The paper tackled the problem of isolating the contributions of LLMs versus explicit structure in self-revising agents by introducing a declared reflective runtime protocol, and found that explicit world-model planning improved win rates by 24.1 percentage points and F1 by 0.017, while adding LLM revision at 4.3% of turns only slightly increased F1 by 0.005 and decreased win rates from 31 to 29 out of 54 games.

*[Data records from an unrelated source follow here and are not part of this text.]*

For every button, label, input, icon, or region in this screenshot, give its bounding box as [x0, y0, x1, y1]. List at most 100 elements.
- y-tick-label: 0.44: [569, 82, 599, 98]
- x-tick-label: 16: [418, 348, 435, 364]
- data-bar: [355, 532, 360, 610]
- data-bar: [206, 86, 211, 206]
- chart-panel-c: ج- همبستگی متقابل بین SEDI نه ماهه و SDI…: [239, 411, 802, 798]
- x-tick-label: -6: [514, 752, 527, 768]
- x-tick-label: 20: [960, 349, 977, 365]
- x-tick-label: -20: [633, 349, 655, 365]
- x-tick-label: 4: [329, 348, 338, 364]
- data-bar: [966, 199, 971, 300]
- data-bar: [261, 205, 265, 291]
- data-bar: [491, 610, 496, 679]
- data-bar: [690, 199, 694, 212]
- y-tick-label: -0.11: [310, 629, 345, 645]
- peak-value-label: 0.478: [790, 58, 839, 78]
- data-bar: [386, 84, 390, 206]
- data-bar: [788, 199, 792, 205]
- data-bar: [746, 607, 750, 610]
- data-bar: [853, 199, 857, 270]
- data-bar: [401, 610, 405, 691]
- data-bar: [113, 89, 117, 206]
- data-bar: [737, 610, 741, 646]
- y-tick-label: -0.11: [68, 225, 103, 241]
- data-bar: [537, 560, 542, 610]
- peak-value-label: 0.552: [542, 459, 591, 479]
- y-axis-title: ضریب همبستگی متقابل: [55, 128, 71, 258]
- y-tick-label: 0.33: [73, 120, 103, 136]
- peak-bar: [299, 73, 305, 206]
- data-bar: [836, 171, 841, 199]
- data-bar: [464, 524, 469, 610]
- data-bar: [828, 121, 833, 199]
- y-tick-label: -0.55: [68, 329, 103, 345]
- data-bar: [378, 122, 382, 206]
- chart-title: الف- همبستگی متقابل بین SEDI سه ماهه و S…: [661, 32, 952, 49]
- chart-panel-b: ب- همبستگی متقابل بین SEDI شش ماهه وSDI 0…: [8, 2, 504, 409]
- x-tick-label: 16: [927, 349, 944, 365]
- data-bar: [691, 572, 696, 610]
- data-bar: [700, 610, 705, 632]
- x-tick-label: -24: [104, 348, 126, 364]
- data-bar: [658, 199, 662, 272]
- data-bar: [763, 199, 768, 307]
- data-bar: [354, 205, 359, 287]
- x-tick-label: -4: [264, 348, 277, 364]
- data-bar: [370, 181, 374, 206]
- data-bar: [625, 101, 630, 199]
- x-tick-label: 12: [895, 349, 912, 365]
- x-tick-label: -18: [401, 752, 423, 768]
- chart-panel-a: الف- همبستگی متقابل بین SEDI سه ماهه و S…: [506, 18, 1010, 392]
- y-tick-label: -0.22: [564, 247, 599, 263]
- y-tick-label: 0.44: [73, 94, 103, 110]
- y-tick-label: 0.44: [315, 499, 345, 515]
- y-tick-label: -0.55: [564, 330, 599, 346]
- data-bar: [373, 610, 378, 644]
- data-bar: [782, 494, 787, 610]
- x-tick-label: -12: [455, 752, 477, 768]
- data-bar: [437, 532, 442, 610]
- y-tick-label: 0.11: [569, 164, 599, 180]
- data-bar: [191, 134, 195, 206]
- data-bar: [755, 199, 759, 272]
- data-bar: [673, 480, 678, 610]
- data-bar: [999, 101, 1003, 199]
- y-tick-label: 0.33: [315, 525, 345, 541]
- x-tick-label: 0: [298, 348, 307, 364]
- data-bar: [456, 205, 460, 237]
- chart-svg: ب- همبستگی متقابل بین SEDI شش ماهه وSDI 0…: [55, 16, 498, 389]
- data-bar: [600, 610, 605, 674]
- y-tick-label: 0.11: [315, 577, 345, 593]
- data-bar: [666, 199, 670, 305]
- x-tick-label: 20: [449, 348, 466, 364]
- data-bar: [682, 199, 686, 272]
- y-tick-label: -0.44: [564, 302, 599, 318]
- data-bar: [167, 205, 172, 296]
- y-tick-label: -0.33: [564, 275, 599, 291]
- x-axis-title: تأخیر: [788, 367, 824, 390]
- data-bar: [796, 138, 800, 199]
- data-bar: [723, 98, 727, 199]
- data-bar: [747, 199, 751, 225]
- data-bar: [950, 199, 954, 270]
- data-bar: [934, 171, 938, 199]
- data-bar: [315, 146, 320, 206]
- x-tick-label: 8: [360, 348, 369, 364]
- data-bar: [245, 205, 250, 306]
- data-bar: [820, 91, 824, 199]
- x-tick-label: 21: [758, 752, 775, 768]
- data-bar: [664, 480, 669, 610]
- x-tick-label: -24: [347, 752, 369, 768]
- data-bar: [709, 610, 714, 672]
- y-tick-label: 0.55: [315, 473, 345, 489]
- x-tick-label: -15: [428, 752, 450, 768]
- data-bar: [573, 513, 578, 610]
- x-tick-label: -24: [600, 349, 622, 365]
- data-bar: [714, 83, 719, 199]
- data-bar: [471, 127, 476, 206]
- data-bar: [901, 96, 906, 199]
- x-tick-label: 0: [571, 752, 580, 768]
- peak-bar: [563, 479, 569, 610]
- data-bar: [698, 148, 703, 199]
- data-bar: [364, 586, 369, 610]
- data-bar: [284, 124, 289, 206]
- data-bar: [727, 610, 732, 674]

Recent LLM-based agents often place world modeling, planning, and reflection inside a single language model loop. This can produce capable behavior, but it makes a basic scientific question difficult to answer: which part of the agent's competence actually comes from the LLM, and which part comes from explicit structure around it? We study this question not by claiming a general answer, but by making it empirically tractable. We introduce a declared reflective runtime protocol that externalizes agent state, confidence signals, guarded actions, and hypothetical transitions into inspectable runtime structure. We instantiate this protocol in a declarative runtime and evaluate it on noisy Collaborative Battleship [4] using four progressively structured agents over 54 games (18 boards $\times$ 3 seeds). The resulting decomposition isolates four components: posterior belief tracking, explicit world-model planning, symbolic in-episode reflection, and sparse LLM-based revision. Across this decomposition, explicit world-model planning improves substantially over a greedy posterior-following baseline (+24.1pp win rate, +0.017 F1). Symbolic reflection operates as a real runtime mechanism -- with prediction tracking, confidence gating, and guarded revision actions -- even though its current revision presets are not yet net-positive in aggregate. Adding conditional LLM revision at about 4.3\% of turns yields only a small and non-monotonic change: average F1 rises slightly (+0.005) while win rate drops (31$\rightarrow$29 out of 54). These results suggest a methodological contribution rather than a leaderboard claim: externalizing reflection turns otherwise latent agent behavior into inspectable runtime structure, allowing the marginal role of LLM intervention to be studied directly.